No Damaged Goods - Page 94

“I’m glad, Gray.” She squeezes his arm then, looking up at him in concern. “But are you all right? Does this bring back…you know, the memories? The lab fire?”

Doc’s face creases, and he bows his head, a flicker of pain crossing his features. He leans in and mutters something I can’t hear.

I feel weird.

Like maybe I shouldn’t be watching something this intimate.

It’s too private. I’m just an outsider here, not privy to all their pains and histories. I’m just standing here awkwardly holding an upset, nervous dog, shut out on the fringes.

I look away, glancing over the rows of pet carriers lining the back of Doc’s truck, full of angry cats, dogs, birds, even one very upset-looking pot-bellied pig.

It’s the pig’s carrier that catches my attention.

Because I think there’s a black envelope tucked into the handle of it.

Frowning, I drift closer and take the opportunity to ease my aching arms by setting the lab down in a free space in the back of the truck, right on top of a tarp so the frigid metal won’t hurt his paws. While the dog spins around in agitated circles and I try to calm him with scratches behind the ears, I brace my other hand against the edge of the truck bed and peer in for a closer look.

It’s an envelope, all right.

“Blake?” I call, looking over my shoulder.

He takes a second to break from his trance, staring up at the building with his mouth set in a grim, forbidding line. Then he looks at me, dark-blue eyes questioning, and I toss my head a little, beckoning him.

He trudges over. “What’s up, Peace? You didn’t get hurt, did you?”

“Just a little dog spit frostbite,” I say with a tired smile, nodding my chin toward the pig’s carrier. “That envelope there…that’s not normal, is it?”

His face goes dark, almost wary. He leans in to tug it free from under the carrier’s handle. It’s stuck on surprisingly hard, and he has to yank a few times before it rips loose.
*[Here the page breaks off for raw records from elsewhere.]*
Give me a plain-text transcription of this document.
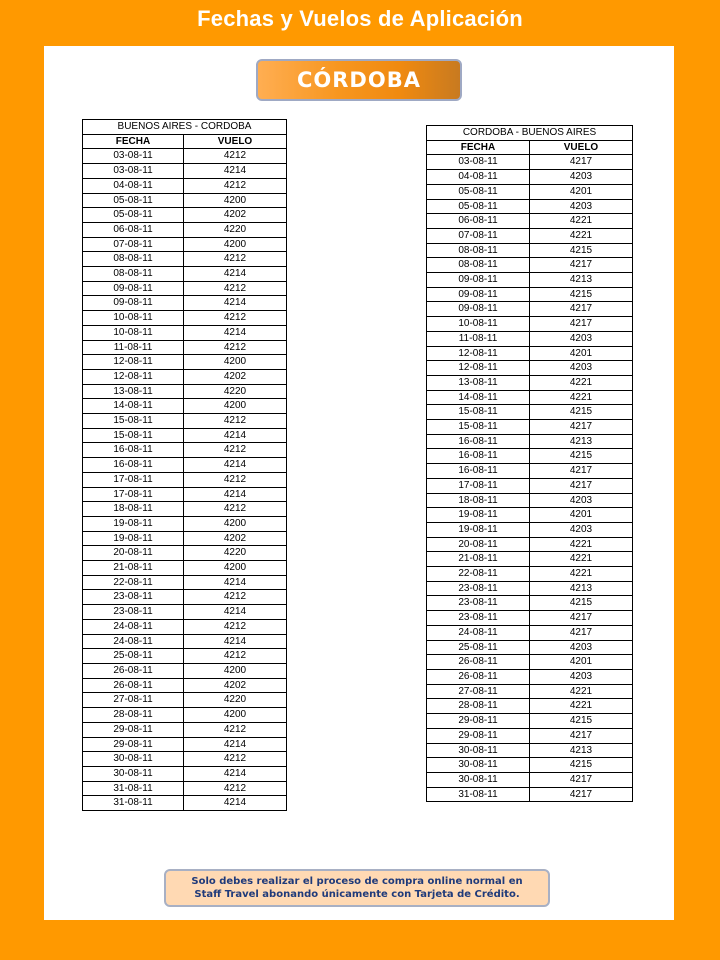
Fechas y Vuelos de Aplicación
CÓRDOBA
BUENOS AIRES - CORDOBA
FECHA	VUELO
03-08-11	4212
03-08-11	4214
04-08-11	4212
05-08-11	4200
05-08-11	4202
06-08-11	4220
07-08-11	4200
08-08-11	4212
08-08-11	4214
09-08-11	4212
09-08-11	4214
10-08-11	4212
10-08-11	4214
11-08-11	4212
12-08-11	4200
12-08-11	4202
13-08-11	4220
14-08-11	4200
15-08-11	4212
15-08-11	4214
16-08-11	4212
16-08-11	4214
17-08-11	4212
17-08-11	4214
18-08-11	4212
19-08-11	4200
19-08-11	4202
20-08-11	4220
21-08-11	4200
22-08-11	4214
23-08-11	4212
23-08-11	4214
24-08-11	4212
24-08-11	4214
25-08-11	4212
26-08-11	4200
26-08-11	4202
27-08-11	4220
28-08-11	4200
29-08-11	4212
29-08-11	4214
30-08-11	4212
30-08-11	4214
31-08-11	4212
31-08-11	4214
CORDOBA - BUENOS AIRES
FECHA	VUELO
03-08-11	4217
04-08-11	4203
05-08-11	4201
05-08-11	4203
06-08-11	4221
07-08-11	4221
08-08-11	4215
08-08-11	4217
09-08-11	4213
09-08-11	4215
09-08-11	4217
10-08-11	4217
11-08-11	4203
12-08-11	4201
12-08-11	4203
13-08-11	4221
14-08-11	4221
15-08-11	4215
15-08-11	4217
16-08-11	4213
16-08-11	4215
16-08-11	4217
17-08-11	4217
18-08-11	4203
19-08-11	4201
19-08-11	4203
20-08-11	4221
21-08-11	4221
22-08-11	4221
23-08-11	4213
23-08-11	4215
23-08-11	4217
24-08-11	4217
25-08-11	4203
26-08-11	4201
26-08-11	4203
27-08-11	4221
28-08-11	4221
29-08-11	4215
29-08-11	4217
30-08-11	4213
30-08-11	4215
30-08-11	4217
31-08-11	4217
Solo debes realizar el proceso de compra online normal en
Staff Travel abonando únicamente con Tarjeta de Crédito.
He flicks the flap with his thumb and spills a folded sheet of paper into his palm.

Blue.

Just like the last note he showed me.

Oh, no.

His face goes black with fury as he scans the handwriting I can just make out in dark slashes of ink, though I can’t tell what it says.

“Doc!” he barks. “Get your ass over here.”
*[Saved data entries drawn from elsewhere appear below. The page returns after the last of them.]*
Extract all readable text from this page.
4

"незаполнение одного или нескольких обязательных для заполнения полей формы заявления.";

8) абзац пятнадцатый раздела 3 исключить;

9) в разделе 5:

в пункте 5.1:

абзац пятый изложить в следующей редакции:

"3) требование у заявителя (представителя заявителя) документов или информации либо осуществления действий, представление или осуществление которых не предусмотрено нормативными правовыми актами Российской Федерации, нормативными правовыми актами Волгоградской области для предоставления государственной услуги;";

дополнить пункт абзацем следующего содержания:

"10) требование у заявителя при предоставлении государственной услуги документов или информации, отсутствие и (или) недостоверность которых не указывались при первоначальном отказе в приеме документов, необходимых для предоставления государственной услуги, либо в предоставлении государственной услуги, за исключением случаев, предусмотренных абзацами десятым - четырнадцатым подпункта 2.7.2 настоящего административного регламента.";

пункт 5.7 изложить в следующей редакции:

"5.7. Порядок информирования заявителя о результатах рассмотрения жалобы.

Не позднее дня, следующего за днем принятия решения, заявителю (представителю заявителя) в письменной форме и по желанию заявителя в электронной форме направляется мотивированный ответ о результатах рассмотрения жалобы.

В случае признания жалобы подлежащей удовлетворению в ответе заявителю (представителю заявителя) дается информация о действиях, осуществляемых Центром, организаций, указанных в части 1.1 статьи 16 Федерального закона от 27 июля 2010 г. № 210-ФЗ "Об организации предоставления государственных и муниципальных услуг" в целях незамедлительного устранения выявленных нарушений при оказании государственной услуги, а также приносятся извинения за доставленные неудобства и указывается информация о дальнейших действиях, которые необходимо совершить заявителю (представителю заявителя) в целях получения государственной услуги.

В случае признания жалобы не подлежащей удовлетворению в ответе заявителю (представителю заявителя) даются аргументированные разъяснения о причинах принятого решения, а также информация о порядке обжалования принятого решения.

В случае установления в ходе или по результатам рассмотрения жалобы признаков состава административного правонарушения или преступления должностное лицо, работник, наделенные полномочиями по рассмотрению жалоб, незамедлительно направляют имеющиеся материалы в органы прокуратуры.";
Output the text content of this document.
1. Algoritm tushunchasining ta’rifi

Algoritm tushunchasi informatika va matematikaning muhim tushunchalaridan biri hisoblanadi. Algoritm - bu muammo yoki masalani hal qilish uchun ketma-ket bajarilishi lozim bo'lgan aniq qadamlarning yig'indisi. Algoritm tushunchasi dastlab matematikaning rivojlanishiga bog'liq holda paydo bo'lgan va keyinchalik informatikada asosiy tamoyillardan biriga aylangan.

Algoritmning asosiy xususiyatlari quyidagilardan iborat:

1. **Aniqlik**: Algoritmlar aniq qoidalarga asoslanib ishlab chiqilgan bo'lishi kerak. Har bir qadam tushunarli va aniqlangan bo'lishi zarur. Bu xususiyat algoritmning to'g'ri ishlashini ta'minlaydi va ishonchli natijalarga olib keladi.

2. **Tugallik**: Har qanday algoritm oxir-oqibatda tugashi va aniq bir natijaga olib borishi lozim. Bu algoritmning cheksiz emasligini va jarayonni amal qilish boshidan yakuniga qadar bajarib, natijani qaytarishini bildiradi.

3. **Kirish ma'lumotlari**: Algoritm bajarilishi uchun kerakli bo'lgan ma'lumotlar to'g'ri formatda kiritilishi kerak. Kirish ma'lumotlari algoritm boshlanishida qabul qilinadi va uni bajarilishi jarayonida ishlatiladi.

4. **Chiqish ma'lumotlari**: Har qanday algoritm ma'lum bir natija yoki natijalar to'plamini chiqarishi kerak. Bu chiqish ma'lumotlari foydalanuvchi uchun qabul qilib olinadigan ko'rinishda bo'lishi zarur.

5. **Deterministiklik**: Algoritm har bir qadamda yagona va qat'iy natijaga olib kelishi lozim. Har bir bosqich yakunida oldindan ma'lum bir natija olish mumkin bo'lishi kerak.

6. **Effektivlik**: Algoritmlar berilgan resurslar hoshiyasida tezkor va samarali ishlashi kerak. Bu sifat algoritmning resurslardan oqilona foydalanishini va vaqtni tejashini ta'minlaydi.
Doc pulls away from Ember with a kiss on her forehead, glancing at us curiously, icing over with his usual stone-cold calm as he steps closer.

His expression barely twitches as he reads the note. But I swear, there’s something dark, something deadly in the gleam of his eyes.

“So now it’s my turn,” he says flatly. “I see.”

“I don’t understand,” I say, stepping closer. “What’s happening?”

I’m expecting them to ignore me. This isn’t my business.

But Blake turns the note so I can see. When I do, my blood runs colder than the winter wind battering us.

If only you’d kept your germs to yourself, Doctor. Heart’s Edge wouldn’t catch fever.

Fever.

Fire.

And I know this story, it’s the one that made headlines nationwide.

The corrupt company, Galentron, that used Heart’s Edge as this secret base to develop lethal weapons, and tried—twice—to cover up their tests with extreme force.

Doc was one of the scientists, I think, before he realized what it was really about and tried to shut it down.

Meanwhile, Leo—Nine—did shut it down. But at the cost of so many lives lost in the Paradise Hotel fire drama. His own huge, tattooed body was scarred wild, and he became a wanted man for years.

I feel dizzy.

Until a warm, wet, raspy tongue slides across my cheek.

I groan, pushing at the Labrador’s head.

“Stop that,” I mutter, which actually gets a smile out of Blake, however tired.

I wonder how much more he can take. All this pressure and stress before he snaps.

When the breaking point comes, it’s usually explosive, and it can hurt our bodies in ways we never recover from.

Part of me wants to drag Blake home right now. Get him on my table and do everything I can to relieve some of that stress.

But I know I can’t divert him from this.

“Stay here, try to keep them warm. Lots more blankets in the fire truck,” he tells me.

I can only listen, watching him walk away to disappear inside the ice cream shop.

At least that gives me and Ember something to do.

We grab the extra blankets and start using them to insulate the pet carriers. We know the sickest beasts crowding my car are warm with the heat going, but these poor things shouldn’t have to be shivering out here in the wind with just thin plastic walls to protect them. The blankets should help.

And my chocolate-furred friend gets a blanket of his own, wrapped snug around him, bundling him up. He finally calms down a bit, curling up in his spot in the back of the truck, resting his head on his paws. I settle on the tailgate, swinging my legs, scratching behind his ears and watching the few glimpses I can get of Blake through the shop’s boarded-up windows.